11. Joint Venture (Consortium Company):
A Joint Venture is a type of company where two or more partners agree by contract to share the profits or losses of one or more commercial enterprises, which will be carried on in the name of one of the partners. Contract of Joint Ventures may be written or oral and not required to be notarized. Third parties can recourse only to the partners with whom they deal.
However, should the Joint Venture is disclosed to the third parties, all the partners are liable to the third parties. Existence of Joint Venture may be proved by any method of proof.
12. Appointing a Commercial Agent (Exclusive Distributor):
Foreign investors may appoint a commercial agent to represent their interests in the U.A.E. instead of establishing a permanent presence. The U.A.E. Commercial Agencies Law(Federal Law No.18 of 198, as amended by Federal Law No.14 of 1988) regulates and governs the appointment of commercial agents, sales representatives, and distributors in the U.A.E. This law defines a commercial agency as any arrangement whereby a foreign company is represented by and agent to “distribute, sell, offer, or provide goods or services within the UAE for commission or profit”
The primary requirements and characteristics of commercial agencies are:
1. Commercial agents must be U.A.E. nationals or companies incorporated in the U.A.E. and owned entirely by U.A.E. nationals.
2. Commercial agents must be registered with the U.A.E. Ministry of Economy and Commerce to engage in commercial agency activities.
3. The agency agreement must be registered in order for the agent to avail himself of the protections afforded under the law and to have the agency relationship recognized under U.A.E. law.
4. Commercial agents are entitled to have and exclusive territory encompassing at least one Emirate for the specified products (Article 5(1) of the Commercial Agencies Law).
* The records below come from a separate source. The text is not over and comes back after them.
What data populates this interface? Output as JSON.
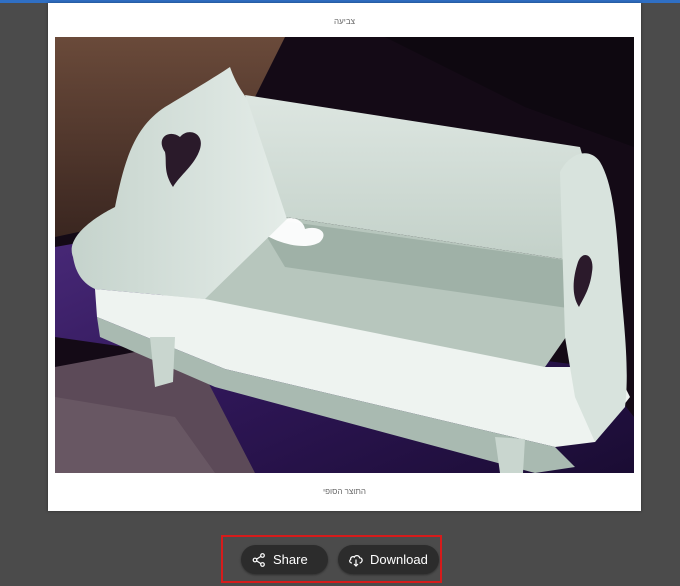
{
  "document": {
    "caption_top": "צביעה",
    "caption_bottom": "התוצר הסופי"
  },
  "toolbar": {
    "share_label": "Share",
    "download_label": "Download",
    "share_icon": "share-icon",
    "download_icon": "cloud-download-icon"
  },
  "colors": {
    "background": "#4b4b4b",
    "button_bg": "#2c2c2c",
    "highlight_border": "#d61b1b"
  }
}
5. Unless otherwise agreed, commercial agents are entitled to receive commissions on sales of the products in their designated territory irrespective of whether such sales are made by or through the agent (Article 7 of the Commercial Agencies Law).
6. Commercial agents are entitled to prevent products subject to their agency from being imported into the U.A.E., if the agent is not the consignee.
7. Commercial agents are entitled to receive compensation from the principle if the agency is terminated without substantial justification or if the agency is not renewed by the foreign principle, and the agent may be able to preclude the foreign party from appointing a replacement agent in such circumstance.